A large, long-term study of nearly 500,000 people found that people who ate more fish than the equivalent of half a can of tuna a day were 22 percent more likely to contract malignant melanoma.

“Melanoma is the fifth most common” cancer in the [US] and the risk of developing melanoma throughout life is one in 38 for white people, one in 1,000 for black people, and one in 167 for Hispanic people,” explains Brown University dermatologist Eunyoung Cho.

It is important to note that this does not mean that we should avoid eating fish at all. This study shows a trend, not an underlying cause, that has prevented researchers from directly demonstrating that eating more fish increases your risk of skin cancer. Even if there appears to be a direct link, benefits of eating fish would probably still outweigh total avoidance.

However, such a strong link within a large sample size, which makes sense in the broader context of our current environment, begs for further investigation.

“While the results are from a cohort study, meaning they are observational and thus do not imply causation, they cannot be ignored,” say University of Newcastle dietitian Clare Collins, who was not involved in the study. “The role of contaminants that may be present in some fish should be considered.”

It is well known that toxins in our environment, including those known to directly cause cancer, such as heavy metals, accumulate through the food chain.

For example, Mercury broadcast by industrial processes such as burning coal finds its way into our waterways where microbes break it down methylmercury

This is taken up by plankton and eventually accumulates in the tissues of the shrimp that eat that plankton, then the fish that eat the shrimp, and so on, becoming more concentrated the higher up the food chain. This is known as biomagnification

“We speculate that our findings may be attributable to contaminants in fish, such as polychlorinated biphenylsdioxins, arsenic and mercurysay Cho.
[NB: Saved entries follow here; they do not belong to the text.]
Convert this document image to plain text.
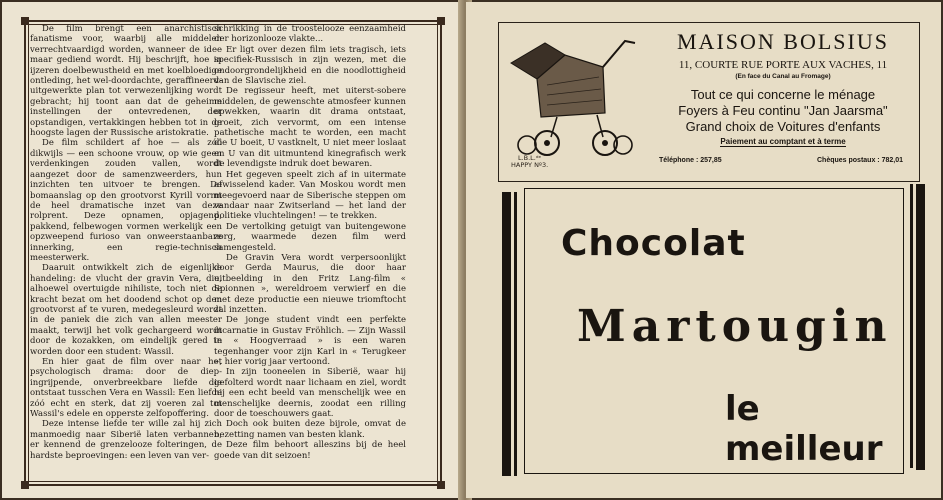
De film brengt een anarchistisch fanatisme voor, waarbij alle middelen verrechtvaardigd worden, wanneer de idee maar gediend wordt. Hij beschrijft, hoe in ijzeren doelbewustheid en met koelbloedige ontleding, het wel-doordachte, geraffineerd-uitgewerkte plan tot verwezenlijking wordt gebracht; hij toont aan dat de geheime instellingen der ontevredenen, der opstandigen, vertakkingen hebben tot in de hoogste lagen der Russische aristokratie.

De film schildert af hoe — als zóó dikwijls — een schoone vrouw, op wie geen verdenkingen zouden vallen, wordt aangezet door de samenzweerders, hun inzichten ten uitvoer te brengen. De bomaanslag op den grootvorst Kyrill vormt de heel dramatische inzet van deze rolprent. Deze opnamen, opjagend, pakkend, felbewogen vormen werkelijk een opzweepend furioso van onweerstaanbare innerking, een regie-technisch meesterwerk.

Daaruit ontwikkelt zich de eigenlijke handeling: de vlucht der gravin Vera, die, alhoewel overtuigde nihiliste, toch niet de kracht bezat om het doodend schot op den grootvorst af te vuren, medegesleurd wordt in de paniek die zich van allen meester maakt, terwijl het volk gechargeerd wordt door de kozakken, om eindelijk gered te worden door een student: Wassil.

En hier gaat de film over naar het psychologisch drama: door de diep-ingrijpende, onverbreekbare liefde die ontstaat tusschen Vera en Wassil: Een liefde zóó echt en sterk, dat zij voeren zal tot Wassil's edele en opperste zelfopoffering.

Deze intense liefde ter wille zal hij zich manmoedig naar Siberië laten verbannen, er kennend de grenzelooze folteringen, de hardste beproevingen: een leven van ver-

schrikking in de troostelooze eenzaamheid der horizonlooze vlakte...

Er ligt over dezen film iets tragisch, iets specifiek-Russisch in zijn wezen, met die ondoorgrondelijkheid en die noodlottigheid van de Slavische ziel.

De regisseur heeft, met uiterst-sobere middelen, de gewenschte atmosfeer kunnen opwekken, waarin dit drama ontstaat, groeit, zich vervormt, om een intense pathetische macht te worden, een macht die U boeit, U vastknelt, U niet meer loslaat en U van dit uitmuntend kinegrafisch werk de levendigste indruk doet bewaren.

Het gegeven speelt zich af in uitermate afwisselend kader. Van Moskou wordt men meegevoerd naar de Siberische steppen om vandaar naar Zwitserland — het land der politieke vluchtelingen! — te trekken.

De vertolking getuigt van buitengewone zorg, waarmede dezen film werd samengesteld.

De Gravin Vera wordt verpersoonlijkt door Gerda Maurus, die door haar uitbeelding in den Fritz Lang-film « Spionnen », wereldroem verwierf en die met deze productie een nieuwe triomftocht zal inzetten.

De jonge student vindt een perfekte incarnatie in Gustav Fröhlich. — Zijn Wassil in « Hoogverraad » is een waren tegenhanger voor zijn Karl in « Terugkeer », hier vorig jaar vertoond.

In zijn tooneelen in Siberië, waar hij gefolterd wordt naar lichaam en ziel, wordt hij een echt beeld van menschelijk wee en menschelijke deernis, zoodat een rilling door de toeschouwers gaat.

Doch ook buiten deze bijrole, omvat de bezetting namen van besten klank.

Deze film behoort alleszins bij de heel goede van dit seizoen!

L.B.L.ᵈᵉ
HAPPY Nº3.
MAISON BOLSIUS
11, COURTE RUE PORTE AUX VACHES, 11
(En face du Canal au Fromage)
Tout ce qui concerne le ménage
Foyers à Feu continu "Jan Jaarsma"
Grand choix de Voitures d'enfants
Paiement au comptant et à terme
Téléphone : 257,85	Chèques postaux : 782,01
Chocolat
Martougin
le meilleur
Previous research has found that higher fish intake is associated with higher levels of these contaminants in the body and has identified associations between these contaminants and a higher risk of skin cancer.”
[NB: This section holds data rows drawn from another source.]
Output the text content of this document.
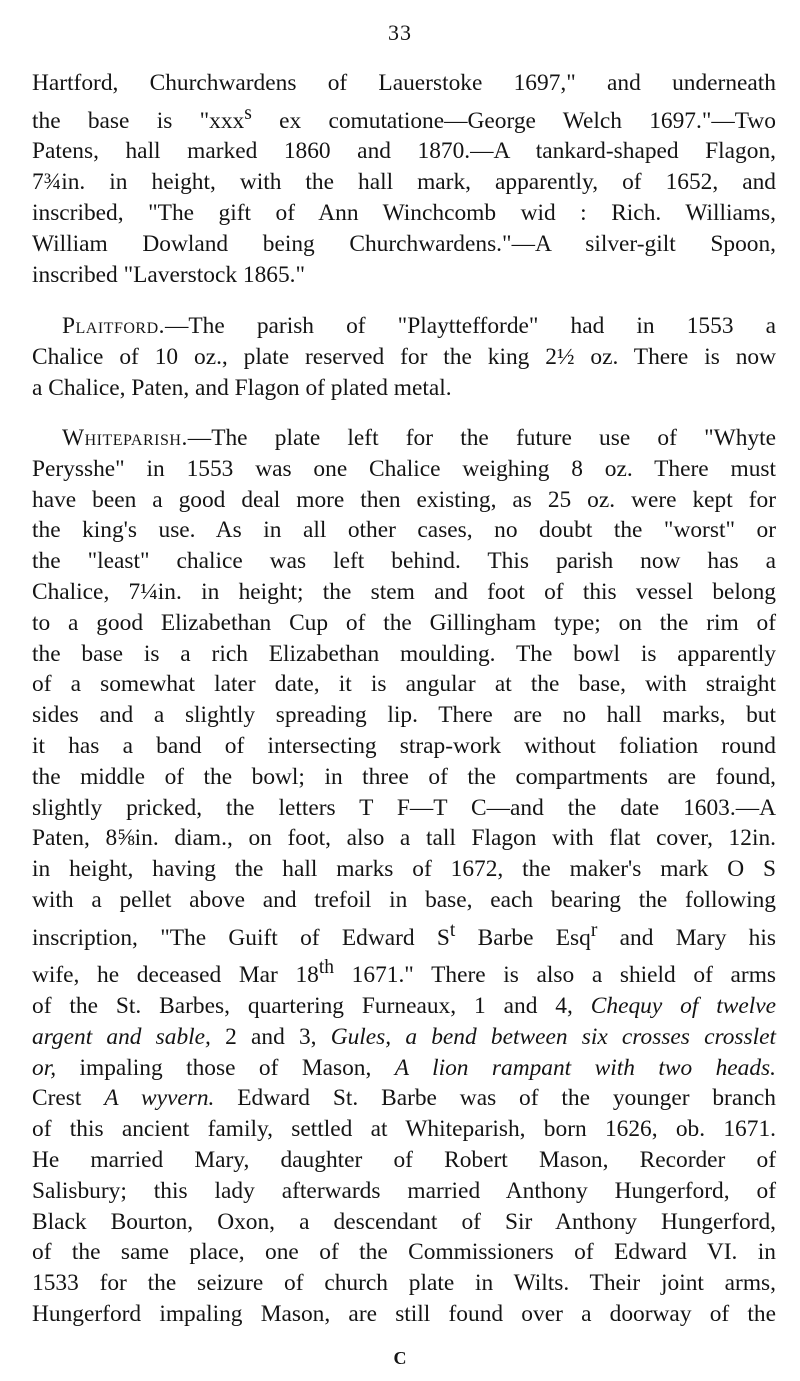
33
Hartford, Churchwardens of Lauerstoke 1697," and underneath
the base is "xxx$^s$ ex comutatione—George Welch 1697."—Two
Patens, hall marked 1860 and 1870.—A tankard-shaped Flagon,
7¾in. in height, with the hall mark, apparently, of 1652, and
inscribed, "The gift of Ann Winchcomb wid : Rich. Williams,
William Dowland being Churchwardens."—A silver-gilt Spoon,
inscribed "Laverstock 1865."
Plaitford.—The parish of "Playttefforde" had in 1553 a
Chalice of 10 oz., plate reserved for the king 2½ oz. There is now
a Chalice, Paten, and Flagon of plated metal.
Whiteparish.—The plate left for the future use of "Whyte
Perysshe" in 1553 was one Chalice weighing 8 oz. There must
have been a good deal more then existing, as 25 oz. were kept for
the king's use. As in all other cases, no doubt the "worst" or
the "least" chalice was left behind. This parish now has a
Chalice, 7¼in. in height; the stem and foot of this vessel belong
to a good Elizabethan Cup of the Gillingham type; on the rim of
the base is a rich Elizabethan moulding. The bowl is apparently
of a somewhat later date, it is angular at the base, with straight
sides and a slightly spreading lip. There are no hall marks, but
it has a band of intersecting strap-work without foliation round
the middle of the bowl; in three of the compartments are found,
slightly pricked, the letters T F—T C—and the date 1603.—A
Paten, 8⅝in. diam., on foot, also a tall Flagon with flat cover, 12in.
in height, having the hall marks of 1672, the maker's mark O S
with a pellet above and trefoil in base, each bearing the following
inscription, "The Guift of Edward $S^t$ Barbe Esq$^r$ and Mary his
wife, he deceased Mar 18th 1671." There is also a shield of arms
of the St. Barbes, quartering Furneaux, 1 and 4, Chequy of twelve
argent and sable, 2 and 3, Gules, a bend between six crosses crosslet
or, impaling those of Mason, A lion rampant with two heads.
Crest A wyvern. Edward St. Barbe was of the younger branch
of this ancient family, settled at Whiteparish, born 1626, ob. 1671.
He married Mary, daughter of Robert Mason, Recorder of
Salisbury; this lady afterwards married Anthony Hungerford, of
Black Bourton, Oxon, a descendant of Sir Anthony Hungerford,
of the same place, one of the Commissioners of Edward VI. in
1533 for the seizure of church plate in Wilts. Their joint arms,
Hungerford impaling Mason, are still found over a doorway of the
C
The researchers, led by Brown University epidemiologist Yufei Li, used data from the USA NIH AARP Diet and Health Studyof participants recruited between 1995 and 1996. They collected this with the National Death Index and the state cancer registries and found that the risk of melanoma was 22 percent higher in those who ate about 43 ounces of fish per day compared to those who ate the median amount (about 3 ounces per day). ).

This link was linear, meaning the amount of tuna consumed increased the incidence of cancer, and it was consistent across several demographic and lifestyle factors, after considering other risks, such as mole count, hair color, history of severe sunburn, and exposure to the sun. related behavior.

However, fish intake was not calculated until the beginning of the study, so this may have changed over the participants’ lifetimes.

These findings do not in any way diminish other well-established causes of skin cancer.

“It’s critical that we don’t confuse or cloud the prevention message,” Melanoma Institute Australia CEO Matthew Browne warned in a statement. remark about the study. “The scientific evidence is clear – sun exposure is the single greatest risk factor for developing melanoma.”

But if levels of this contaminants increase thanks to intensification of land use and even climate change (mercury concentrations in some waterways are increases as rainfall increases) this possible cause of skin cancer should not be neglected. Li and colleagues are calling for further investigation.